A second question addressed was when and where this genetic variant originated. Native American, African, and European descendants lived in the regions where the five families came from. Ancestry analyses revealed that the individuals carrying the mutation present majority of European ancestry (80.53%). Our local ancestry analysis showed that the mutation was in a shared chromosome segment of European origin. In addition, we found the variant described in the LOVD database in a Dutch individual. We identified that this individual shares a ~87 kb haplotype with individuals from the Brazilian families, suggesting a single origin for the variant and having the estimate of the most recent common ancestor among them ~1100 years.

We contacted other research groups with large samples of pedigrees with ADNSHL in Italy (Dr. Girotto and Dr. Morgan, personal communication) and Spain (Dr. Moreno-Pelayo, personal communication) and they reported they have never detected this variant, which suggests it is rare in Europe.

From 1630–1654 the Brazilian Northeast, especially the states of Pernambuco (1630–1654), Paraíba, Rio Grande do Norte (1634–1654) and Ceará (1637–1654), were part of the Dutch colony. Historical accounts suggest that around 7000 Dutch soldiers and sailors landed in Brazil in 1630 [33]. Since many of these settlers left descendants in the region, it is possible that the variant originated in the Netherlands and was introduced in Northeastern Brazil during the colonial period and dispersed to the Southeast during the Brazilian agricultural expansion in the eighteenth century.
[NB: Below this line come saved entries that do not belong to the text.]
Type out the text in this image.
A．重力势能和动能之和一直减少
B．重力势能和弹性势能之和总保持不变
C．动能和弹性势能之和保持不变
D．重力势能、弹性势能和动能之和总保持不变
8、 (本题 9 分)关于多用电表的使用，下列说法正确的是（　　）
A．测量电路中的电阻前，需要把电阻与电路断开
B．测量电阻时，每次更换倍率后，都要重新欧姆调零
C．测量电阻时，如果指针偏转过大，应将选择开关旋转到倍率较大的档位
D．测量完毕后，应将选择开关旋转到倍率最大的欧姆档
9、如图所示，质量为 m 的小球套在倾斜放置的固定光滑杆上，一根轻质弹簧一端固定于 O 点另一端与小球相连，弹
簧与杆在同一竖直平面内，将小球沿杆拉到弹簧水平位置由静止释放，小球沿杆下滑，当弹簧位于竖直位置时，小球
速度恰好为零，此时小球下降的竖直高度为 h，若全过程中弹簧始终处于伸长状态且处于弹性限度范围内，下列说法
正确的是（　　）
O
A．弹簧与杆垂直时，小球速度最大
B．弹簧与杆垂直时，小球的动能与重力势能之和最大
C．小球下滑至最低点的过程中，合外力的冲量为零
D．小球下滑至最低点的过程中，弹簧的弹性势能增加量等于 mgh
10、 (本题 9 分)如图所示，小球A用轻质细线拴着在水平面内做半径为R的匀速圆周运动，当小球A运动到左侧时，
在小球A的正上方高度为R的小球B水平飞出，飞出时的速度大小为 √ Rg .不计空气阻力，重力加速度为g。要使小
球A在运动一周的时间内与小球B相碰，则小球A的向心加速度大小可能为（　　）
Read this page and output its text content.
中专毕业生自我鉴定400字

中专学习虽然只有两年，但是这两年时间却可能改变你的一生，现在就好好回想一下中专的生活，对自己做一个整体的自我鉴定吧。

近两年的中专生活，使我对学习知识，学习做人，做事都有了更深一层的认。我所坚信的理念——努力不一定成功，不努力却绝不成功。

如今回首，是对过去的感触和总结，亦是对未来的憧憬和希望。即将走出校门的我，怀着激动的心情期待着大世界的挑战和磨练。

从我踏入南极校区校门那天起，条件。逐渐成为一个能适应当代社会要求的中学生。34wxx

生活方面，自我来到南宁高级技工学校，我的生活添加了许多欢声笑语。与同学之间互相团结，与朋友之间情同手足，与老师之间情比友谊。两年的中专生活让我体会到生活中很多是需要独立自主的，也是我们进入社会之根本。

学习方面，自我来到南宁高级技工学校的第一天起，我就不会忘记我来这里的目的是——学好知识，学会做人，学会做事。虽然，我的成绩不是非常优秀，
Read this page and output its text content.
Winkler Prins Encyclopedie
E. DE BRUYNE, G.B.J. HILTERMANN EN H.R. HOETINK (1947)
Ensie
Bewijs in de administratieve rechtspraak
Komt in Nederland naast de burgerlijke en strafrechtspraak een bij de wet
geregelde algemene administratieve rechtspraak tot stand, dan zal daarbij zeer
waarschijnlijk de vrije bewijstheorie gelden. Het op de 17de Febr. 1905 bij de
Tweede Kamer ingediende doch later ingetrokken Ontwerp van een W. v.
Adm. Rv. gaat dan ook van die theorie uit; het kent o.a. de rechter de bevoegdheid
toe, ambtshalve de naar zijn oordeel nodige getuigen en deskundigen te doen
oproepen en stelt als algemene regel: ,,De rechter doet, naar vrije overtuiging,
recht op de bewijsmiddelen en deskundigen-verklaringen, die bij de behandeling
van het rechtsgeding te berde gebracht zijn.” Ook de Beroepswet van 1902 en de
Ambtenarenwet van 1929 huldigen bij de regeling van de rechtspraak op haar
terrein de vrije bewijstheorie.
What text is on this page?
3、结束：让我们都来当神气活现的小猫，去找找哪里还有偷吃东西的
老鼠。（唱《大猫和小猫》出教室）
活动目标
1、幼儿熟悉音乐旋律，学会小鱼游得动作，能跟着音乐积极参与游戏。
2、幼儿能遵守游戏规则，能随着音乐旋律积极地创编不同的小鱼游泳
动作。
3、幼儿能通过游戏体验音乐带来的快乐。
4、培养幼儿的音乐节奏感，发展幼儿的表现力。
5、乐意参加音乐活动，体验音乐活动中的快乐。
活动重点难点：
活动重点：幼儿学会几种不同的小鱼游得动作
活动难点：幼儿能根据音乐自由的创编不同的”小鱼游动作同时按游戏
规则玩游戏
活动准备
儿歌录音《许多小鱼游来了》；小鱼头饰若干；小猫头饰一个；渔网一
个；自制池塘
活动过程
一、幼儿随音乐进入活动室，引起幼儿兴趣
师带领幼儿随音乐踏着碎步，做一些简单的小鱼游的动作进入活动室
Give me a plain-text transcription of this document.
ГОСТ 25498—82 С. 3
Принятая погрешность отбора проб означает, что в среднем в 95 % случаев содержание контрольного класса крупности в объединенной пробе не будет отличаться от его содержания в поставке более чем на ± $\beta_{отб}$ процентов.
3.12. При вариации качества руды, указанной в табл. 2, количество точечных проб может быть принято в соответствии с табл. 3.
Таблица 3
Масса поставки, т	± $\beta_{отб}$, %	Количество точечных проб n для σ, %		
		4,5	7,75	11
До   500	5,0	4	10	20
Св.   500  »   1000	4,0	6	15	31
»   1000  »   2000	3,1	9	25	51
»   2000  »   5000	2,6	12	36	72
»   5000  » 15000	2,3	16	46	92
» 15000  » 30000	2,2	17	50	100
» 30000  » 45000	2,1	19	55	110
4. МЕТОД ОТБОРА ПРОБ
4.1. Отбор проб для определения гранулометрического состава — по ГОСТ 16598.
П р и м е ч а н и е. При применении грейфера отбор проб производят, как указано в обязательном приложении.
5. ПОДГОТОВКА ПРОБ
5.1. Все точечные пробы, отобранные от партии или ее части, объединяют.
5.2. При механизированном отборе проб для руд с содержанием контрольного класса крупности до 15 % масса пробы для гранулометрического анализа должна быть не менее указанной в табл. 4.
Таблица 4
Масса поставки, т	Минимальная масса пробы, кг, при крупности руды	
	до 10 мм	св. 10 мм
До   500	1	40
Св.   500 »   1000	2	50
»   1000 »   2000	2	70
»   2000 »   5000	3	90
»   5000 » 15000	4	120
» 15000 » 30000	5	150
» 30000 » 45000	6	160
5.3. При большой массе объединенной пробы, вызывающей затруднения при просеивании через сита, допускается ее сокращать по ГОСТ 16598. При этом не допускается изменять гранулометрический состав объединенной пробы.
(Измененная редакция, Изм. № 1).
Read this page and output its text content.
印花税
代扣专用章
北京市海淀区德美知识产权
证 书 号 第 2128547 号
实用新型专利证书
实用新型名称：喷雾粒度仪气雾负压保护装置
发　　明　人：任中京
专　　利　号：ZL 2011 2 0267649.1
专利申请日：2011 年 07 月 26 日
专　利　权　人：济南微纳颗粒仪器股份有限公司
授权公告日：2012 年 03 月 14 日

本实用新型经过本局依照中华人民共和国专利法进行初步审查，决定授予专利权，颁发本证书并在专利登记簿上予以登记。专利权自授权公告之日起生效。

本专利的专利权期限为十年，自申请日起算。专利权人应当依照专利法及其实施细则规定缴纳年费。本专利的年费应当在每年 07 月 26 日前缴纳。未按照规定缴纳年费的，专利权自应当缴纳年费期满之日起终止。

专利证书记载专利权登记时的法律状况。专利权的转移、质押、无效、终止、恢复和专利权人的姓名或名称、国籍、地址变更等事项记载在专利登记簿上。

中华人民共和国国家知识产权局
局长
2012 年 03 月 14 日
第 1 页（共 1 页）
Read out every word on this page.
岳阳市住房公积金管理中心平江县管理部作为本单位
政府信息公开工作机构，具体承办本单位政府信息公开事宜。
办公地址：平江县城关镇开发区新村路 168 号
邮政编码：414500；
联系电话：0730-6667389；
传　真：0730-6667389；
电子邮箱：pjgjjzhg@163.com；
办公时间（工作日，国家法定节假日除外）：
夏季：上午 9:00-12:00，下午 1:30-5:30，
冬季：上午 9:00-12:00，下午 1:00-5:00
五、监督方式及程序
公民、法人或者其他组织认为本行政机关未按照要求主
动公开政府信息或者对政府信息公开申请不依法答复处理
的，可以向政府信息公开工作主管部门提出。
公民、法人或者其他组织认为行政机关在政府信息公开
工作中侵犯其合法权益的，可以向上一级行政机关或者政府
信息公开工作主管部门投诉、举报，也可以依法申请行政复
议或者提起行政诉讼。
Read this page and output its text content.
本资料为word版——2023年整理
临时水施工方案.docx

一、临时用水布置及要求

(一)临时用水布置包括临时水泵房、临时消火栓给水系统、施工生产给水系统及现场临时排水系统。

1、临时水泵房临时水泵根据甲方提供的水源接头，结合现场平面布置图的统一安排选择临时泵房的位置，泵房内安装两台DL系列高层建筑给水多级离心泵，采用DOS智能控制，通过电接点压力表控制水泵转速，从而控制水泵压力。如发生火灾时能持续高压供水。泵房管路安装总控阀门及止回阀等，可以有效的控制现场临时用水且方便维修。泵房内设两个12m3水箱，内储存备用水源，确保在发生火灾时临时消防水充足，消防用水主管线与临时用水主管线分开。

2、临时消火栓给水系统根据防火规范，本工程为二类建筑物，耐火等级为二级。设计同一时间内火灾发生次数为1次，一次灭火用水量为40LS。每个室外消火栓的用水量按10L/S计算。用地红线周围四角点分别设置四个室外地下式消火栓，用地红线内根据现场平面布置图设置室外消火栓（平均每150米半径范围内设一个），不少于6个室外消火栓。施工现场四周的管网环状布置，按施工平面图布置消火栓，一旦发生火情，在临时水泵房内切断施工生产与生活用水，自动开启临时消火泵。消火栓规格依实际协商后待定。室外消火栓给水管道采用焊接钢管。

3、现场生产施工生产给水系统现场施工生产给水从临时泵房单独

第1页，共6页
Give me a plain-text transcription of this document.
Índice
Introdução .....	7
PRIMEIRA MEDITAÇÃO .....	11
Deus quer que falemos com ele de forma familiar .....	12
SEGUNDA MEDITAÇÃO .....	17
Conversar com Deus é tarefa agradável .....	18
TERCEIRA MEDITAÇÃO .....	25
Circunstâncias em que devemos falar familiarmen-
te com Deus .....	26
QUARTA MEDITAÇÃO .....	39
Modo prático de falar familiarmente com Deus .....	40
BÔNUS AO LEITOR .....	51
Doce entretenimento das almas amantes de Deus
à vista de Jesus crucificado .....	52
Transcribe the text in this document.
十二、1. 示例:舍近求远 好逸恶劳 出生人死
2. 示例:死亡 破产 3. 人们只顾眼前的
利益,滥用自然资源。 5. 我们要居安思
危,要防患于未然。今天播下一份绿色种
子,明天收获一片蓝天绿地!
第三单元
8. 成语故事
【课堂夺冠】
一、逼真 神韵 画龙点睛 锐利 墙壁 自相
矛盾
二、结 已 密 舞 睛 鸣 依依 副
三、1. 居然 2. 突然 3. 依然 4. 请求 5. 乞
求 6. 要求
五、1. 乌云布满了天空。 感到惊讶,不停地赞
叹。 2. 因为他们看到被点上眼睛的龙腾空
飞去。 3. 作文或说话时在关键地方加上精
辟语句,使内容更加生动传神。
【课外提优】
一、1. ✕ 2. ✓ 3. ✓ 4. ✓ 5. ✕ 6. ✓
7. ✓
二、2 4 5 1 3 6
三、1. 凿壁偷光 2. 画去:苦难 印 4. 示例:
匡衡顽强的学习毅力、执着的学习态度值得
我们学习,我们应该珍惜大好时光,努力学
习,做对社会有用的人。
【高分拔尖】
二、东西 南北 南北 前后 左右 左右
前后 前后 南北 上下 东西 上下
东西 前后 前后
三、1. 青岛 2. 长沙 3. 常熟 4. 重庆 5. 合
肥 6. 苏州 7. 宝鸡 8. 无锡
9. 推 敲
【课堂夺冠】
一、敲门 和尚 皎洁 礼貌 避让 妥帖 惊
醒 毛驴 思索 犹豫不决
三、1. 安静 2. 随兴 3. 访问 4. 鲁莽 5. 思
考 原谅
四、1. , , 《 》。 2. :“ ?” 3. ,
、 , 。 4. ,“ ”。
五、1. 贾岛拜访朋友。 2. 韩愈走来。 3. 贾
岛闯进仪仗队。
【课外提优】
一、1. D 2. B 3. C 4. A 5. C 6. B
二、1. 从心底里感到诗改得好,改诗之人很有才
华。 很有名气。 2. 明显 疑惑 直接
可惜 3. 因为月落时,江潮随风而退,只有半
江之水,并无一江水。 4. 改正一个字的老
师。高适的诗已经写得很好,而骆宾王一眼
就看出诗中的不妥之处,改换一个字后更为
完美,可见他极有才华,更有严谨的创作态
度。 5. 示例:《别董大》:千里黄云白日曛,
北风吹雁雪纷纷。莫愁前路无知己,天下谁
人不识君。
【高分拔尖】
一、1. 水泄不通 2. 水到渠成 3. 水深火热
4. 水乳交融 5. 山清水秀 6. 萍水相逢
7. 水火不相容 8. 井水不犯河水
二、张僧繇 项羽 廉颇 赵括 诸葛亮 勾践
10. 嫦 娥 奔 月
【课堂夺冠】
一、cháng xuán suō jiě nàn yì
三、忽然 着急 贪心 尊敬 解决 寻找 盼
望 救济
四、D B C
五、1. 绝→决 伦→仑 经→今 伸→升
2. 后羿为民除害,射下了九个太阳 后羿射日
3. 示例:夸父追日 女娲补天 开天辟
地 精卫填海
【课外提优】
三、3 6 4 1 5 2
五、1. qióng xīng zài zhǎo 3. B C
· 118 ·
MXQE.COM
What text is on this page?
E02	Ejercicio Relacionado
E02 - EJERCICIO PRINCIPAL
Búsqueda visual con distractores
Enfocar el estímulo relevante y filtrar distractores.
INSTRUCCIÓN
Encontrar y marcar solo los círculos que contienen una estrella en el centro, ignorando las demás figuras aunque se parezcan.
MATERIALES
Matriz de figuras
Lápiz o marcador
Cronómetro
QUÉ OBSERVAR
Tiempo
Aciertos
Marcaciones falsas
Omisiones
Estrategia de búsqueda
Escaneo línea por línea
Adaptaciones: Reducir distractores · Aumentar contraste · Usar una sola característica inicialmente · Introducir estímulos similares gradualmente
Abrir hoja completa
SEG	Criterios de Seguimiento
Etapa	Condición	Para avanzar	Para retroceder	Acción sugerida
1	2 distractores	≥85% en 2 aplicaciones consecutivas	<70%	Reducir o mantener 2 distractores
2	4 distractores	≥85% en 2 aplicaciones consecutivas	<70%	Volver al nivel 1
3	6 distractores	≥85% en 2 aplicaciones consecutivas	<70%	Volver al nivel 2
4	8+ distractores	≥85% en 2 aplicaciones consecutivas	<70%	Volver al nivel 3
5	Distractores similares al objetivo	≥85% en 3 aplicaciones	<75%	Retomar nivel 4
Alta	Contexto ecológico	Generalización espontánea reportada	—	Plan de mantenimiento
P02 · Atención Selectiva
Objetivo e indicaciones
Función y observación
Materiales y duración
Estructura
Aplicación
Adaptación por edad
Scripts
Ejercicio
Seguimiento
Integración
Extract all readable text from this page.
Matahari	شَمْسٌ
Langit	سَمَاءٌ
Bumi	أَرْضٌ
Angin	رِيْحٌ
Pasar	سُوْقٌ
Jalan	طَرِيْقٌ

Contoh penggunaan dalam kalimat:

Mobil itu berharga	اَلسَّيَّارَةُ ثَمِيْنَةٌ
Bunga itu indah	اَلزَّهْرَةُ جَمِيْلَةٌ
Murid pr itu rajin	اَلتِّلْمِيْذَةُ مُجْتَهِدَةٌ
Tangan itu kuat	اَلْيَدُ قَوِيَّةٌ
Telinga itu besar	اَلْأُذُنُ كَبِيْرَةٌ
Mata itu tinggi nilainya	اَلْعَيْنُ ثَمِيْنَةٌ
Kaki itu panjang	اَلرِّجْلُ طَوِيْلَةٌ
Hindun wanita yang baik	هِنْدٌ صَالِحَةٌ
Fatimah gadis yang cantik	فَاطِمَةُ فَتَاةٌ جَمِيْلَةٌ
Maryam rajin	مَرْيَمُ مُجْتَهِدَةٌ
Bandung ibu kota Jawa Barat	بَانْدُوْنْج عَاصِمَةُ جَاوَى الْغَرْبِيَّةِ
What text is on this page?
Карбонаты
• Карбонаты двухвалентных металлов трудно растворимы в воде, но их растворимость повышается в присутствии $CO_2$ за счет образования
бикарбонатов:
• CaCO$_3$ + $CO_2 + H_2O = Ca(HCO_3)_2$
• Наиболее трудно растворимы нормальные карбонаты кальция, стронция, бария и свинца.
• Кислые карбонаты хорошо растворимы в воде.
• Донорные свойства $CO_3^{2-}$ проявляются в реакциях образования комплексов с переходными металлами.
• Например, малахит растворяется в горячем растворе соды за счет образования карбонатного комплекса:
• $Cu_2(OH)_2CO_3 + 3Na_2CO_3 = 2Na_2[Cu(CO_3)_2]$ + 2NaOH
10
The finding of rare disease-causing variants in the Brazilian population with clear continental origins is recurrent, and in recent years examples have been found involving SPOAN syndrome (associated to KLC2 gene mutation, with a European origin) [18], Santos Syndrome (associated to WNT7A gene mutation; with a Native American origin) [18], Spinocerebellar ataxia (involving the expansion ATTCT in the ATXN10; with Native American origin) [19], and Li-Fraumeni Syndrome (involving P53 gene; with European origin) [20].

In conclusion, in the present study, we found support for a common origin for the MYO3A c.2090T>G:p.(Leu697Trp) variant and determined the time since the most recent common ancestor. The description of the same variant in the Netherlands and the 87 Kb haplotype shared with individuals from Brazilian families point to a likely Dutch origin. All these data, added to the fact that the mutation was present in 3% of ADNSHL families from our cohort, indicate that there are probably many other hearing loss families in Brazil, or maybe outside Brazil, that carry the same variant. The identification of frequent mutations in geographically defined regions is of enormous relevance, because it helps to define more efficient and cheaper strategies of molecular investigation, with immediate applications to the genetic counseling of the families with affected individuals. Our findings reinforce the elevated potential of the Brazilian large families in revealing novel candidate genes or mechanisms of mutation leading to hearing loss.